Acaso no es la guerra el germen y la fuente de todos los hechos memorables? Y, sin embargo, ¿qué hay más necio que empeñarse en una de esas luchas sin saber por qué, de dónde ambos bandos sacarán siempre mayor perjuicio que utilidad, y en las que los que sucumben, como se decía de los megarenses, nada significan?
Cuando dos ejércitos están frente a frente y resuena el ronco estridor de los clarines, ¿de qué servirían esos sabios consumidos por el estudio, cuya sangre, débil y helada, apenas puede sostener su espíritu? Entonces, los que se necesitan son robustos y bien alimentados, que tengan más audacia que inteligencia, a no ser que se prefieran guerreros como Demóstenes, quien, siguiendo el consejo de Arquíloco, apenas divisó al enemigo, tiró el escudo y huyó, mostrándose tan cobarde soldado como formidable orador.

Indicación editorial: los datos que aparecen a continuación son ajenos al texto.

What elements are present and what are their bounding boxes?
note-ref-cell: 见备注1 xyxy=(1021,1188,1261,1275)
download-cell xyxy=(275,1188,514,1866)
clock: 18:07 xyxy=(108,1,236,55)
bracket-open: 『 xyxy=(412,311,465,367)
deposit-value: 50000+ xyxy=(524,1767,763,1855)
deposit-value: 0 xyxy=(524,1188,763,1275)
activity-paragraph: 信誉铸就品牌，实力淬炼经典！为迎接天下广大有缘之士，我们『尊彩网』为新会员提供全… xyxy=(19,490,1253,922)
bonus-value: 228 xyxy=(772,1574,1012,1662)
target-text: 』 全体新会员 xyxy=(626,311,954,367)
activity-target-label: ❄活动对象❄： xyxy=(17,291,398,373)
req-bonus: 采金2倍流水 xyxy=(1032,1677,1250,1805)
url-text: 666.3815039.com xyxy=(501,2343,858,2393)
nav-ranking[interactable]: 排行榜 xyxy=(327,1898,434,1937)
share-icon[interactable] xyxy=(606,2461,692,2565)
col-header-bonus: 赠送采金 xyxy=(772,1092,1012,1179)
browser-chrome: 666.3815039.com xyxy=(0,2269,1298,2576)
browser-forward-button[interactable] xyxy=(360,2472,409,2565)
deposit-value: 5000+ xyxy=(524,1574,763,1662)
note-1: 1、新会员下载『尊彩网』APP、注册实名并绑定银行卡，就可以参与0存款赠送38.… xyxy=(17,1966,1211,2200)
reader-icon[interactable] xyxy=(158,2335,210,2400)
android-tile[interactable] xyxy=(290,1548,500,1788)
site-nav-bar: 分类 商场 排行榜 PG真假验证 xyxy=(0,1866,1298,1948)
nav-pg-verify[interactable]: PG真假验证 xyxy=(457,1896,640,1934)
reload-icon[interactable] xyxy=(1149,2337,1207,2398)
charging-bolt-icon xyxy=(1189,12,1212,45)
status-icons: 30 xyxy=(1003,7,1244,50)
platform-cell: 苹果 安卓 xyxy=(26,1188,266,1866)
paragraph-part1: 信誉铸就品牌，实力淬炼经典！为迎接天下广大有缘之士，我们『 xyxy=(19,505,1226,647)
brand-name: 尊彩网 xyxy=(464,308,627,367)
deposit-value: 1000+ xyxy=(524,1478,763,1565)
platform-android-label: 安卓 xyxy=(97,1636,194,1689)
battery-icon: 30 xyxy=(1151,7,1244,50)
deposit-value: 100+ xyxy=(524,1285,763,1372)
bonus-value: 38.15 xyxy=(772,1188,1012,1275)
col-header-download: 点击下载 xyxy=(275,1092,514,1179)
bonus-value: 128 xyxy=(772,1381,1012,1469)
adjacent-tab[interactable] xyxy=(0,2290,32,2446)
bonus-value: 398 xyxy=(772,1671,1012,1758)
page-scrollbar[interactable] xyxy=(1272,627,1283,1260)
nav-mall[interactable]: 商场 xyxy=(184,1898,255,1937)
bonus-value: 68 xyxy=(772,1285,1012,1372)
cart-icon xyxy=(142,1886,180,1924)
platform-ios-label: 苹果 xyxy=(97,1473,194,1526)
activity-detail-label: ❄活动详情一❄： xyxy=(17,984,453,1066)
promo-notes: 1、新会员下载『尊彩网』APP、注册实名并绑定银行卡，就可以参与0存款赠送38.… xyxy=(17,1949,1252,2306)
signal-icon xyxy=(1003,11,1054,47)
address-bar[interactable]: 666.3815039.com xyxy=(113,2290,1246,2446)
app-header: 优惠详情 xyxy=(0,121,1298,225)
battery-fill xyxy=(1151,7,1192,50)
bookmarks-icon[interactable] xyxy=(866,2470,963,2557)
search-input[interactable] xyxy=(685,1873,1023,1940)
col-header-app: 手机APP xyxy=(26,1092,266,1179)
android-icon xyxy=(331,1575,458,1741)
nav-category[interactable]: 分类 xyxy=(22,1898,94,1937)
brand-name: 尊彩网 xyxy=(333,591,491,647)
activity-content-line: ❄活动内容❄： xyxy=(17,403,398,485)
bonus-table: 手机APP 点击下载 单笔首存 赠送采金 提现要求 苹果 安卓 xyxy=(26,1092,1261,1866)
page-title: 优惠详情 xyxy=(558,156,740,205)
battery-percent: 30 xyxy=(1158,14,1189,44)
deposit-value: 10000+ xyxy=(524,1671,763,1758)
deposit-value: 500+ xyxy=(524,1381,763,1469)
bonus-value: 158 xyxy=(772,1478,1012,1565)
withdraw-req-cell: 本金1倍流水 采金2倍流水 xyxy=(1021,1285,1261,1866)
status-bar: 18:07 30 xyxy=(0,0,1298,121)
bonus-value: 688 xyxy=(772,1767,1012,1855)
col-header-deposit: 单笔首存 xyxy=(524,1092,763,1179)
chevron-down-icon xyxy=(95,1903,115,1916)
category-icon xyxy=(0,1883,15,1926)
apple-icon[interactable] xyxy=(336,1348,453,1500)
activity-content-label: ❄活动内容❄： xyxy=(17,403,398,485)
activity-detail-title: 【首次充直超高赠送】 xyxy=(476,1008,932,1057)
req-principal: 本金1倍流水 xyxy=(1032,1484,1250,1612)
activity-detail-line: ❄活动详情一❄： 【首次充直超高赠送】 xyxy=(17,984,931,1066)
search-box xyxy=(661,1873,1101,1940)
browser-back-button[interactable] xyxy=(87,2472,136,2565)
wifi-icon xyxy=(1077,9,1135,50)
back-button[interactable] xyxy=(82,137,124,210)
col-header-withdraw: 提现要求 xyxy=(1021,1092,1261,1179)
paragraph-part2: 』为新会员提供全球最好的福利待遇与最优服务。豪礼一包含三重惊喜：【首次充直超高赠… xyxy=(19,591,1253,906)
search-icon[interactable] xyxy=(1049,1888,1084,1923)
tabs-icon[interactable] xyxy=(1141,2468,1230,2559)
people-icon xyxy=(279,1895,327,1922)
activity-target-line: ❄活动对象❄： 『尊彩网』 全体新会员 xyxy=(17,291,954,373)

Mas la inteligencia, se dirá, es de gran importancia en la guerra; indudablemente, y así lo reconozco por lo que al jefe se refiere, y aun en este caso se necesita una inteligencia militar y no filosófica. Por lo demás, los truhanes, los alcahuetes, los ladrones, los asesinos, los villanos, los imbéciles, los petardistas y aquellos que se llaman la hez del pueblo, son los que llevan a cabo empresas tan preclaras, pero nunca las lumbreras de la Filosofía.